The center of South Tahla is sprawling and modern, with broad perpendicular streets. The residential section is located to the west of this center, covers a considerable area, and is full of meandering streets and unexpected dead ends. Beyond this section lie a forest and fields, and a network of highways. Lol has never ventured as far as the forest on that side of South Tahla. She has explored the other side of town in great detail, the side where her house is located, hemmed in by the large industrial suburb.

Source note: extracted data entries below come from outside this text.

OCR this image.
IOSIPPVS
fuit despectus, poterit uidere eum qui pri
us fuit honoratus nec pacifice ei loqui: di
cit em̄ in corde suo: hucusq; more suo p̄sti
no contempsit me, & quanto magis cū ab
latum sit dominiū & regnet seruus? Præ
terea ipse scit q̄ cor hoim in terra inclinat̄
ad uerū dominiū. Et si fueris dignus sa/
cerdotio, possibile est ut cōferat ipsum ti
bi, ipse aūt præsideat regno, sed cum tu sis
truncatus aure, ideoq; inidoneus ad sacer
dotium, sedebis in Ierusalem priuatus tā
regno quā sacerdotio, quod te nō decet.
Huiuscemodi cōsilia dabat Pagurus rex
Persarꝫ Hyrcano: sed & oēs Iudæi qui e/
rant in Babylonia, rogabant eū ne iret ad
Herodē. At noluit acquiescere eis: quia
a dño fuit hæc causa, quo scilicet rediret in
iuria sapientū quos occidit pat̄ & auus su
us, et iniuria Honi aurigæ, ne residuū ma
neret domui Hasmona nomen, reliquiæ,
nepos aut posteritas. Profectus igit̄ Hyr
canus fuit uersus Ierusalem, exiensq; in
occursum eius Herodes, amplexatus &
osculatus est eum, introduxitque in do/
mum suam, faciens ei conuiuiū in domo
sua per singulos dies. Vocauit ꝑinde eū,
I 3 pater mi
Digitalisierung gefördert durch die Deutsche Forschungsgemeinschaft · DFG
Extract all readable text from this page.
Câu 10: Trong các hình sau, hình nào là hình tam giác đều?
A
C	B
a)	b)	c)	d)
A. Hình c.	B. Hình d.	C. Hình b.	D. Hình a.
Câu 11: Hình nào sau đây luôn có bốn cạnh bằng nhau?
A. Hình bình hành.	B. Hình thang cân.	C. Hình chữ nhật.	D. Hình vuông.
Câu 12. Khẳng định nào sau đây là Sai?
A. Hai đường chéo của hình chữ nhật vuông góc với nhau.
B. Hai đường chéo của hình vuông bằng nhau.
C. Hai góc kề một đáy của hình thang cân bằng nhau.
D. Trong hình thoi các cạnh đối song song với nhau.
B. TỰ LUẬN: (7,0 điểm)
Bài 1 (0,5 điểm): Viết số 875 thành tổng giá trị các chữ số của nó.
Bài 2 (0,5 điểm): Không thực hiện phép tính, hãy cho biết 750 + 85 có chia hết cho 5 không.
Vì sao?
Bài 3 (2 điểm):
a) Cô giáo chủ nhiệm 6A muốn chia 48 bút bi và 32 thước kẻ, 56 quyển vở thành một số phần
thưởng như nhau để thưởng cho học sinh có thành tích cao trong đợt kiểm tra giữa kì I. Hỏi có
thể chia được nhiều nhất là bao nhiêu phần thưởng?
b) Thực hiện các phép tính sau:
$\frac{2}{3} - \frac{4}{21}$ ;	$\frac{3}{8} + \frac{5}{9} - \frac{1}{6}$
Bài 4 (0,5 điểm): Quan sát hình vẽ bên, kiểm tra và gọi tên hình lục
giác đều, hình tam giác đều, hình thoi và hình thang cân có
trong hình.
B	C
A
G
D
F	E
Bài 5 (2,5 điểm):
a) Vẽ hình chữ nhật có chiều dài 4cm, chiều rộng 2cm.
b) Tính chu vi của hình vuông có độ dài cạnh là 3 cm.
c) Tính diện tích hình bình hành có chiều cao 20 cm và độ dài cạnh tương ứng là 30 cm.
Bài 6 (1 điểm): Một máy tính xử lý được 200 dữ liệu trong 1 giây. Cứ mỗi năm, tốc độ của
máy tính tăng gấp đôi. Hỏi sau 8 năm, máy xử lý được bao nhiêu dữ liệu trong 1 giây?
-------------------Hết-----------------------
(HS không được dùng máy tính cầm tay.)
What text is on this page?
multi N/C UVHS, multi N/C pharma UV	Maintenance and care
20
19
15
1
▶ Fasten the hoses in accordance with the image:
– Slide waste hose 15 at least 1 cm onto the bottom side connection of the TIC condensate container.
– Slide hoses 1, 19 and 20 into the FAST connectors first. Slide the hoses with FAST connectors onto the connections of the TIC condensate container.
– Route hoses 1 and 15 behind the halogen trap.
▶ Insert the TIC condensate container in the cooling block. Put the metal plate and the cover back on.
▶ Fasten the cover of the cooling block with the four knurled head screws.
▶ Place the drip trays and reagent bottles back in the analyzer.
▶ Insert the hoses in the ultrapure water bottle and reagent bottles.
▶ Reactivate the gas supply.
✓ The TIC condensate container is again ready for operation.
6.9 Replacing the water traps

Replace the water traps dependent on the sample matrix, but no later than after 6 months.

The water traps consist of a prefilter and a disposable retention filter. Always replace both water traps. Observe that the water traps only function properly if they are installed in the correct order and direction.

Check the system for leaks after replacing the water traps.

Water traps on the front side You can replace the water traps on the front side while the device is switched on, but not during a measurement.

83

South Tahla is a fairly large town, large enough so that Lol was reasonably certain that she could pass unperceived when she went on her walks. All the more so because there was no one section she preferred, she walked through all of them and seldom returned to the same places.

Nothing, moreover, about Lol's clothing or conduct was such as to attract any special attention. The only thing that might have was her personage itself, Lola Stein, the girl jilted at the Town Beach casino years ago, who had been born and raised in South Tahla. But assuming there were some people who might have recognized her as this girl, the victim of Michael Richardson's monstrous, despicable behavior, who would ever have been tactless or spiteful enough to remind her of it? Who would have said:

"Pardon me, Miss, but if I'm not mistaken, aren't you Lola Stein?"

No one.

Though it had been rumored in town that the Bedfords had moved back to South Tahla, and though some people had been able to confirm the rumor, having seen the young woman pass by, no one had tried to talk to her. They no doubt decided that she had taken a big step in coming back, and that she deserved to be left alone.

I do not think it ever occurred to Lol that people went out of their way to avoid greeting her in order not to put her in the embarrassing situation of reminding her of a painful experience out of the past, of some difficult moment from her former life, since she herself did not take the initiative of greeting anyone and thus seemed to indicate her wish to forget.

No, Lol must have given herself the credit for passing unperceived in South Tahla, she must have considered it a test she had to pass every day and from which she daily emerged victorious. Each day, following her walk, she must have felt all the more reassured: if she willed it, people scarcely saw her, she was almost invisible. She thought that she had been cast into a mold, the identity of which was extremely vague and to which a variety of names might be given, an identity whose visibility she could control.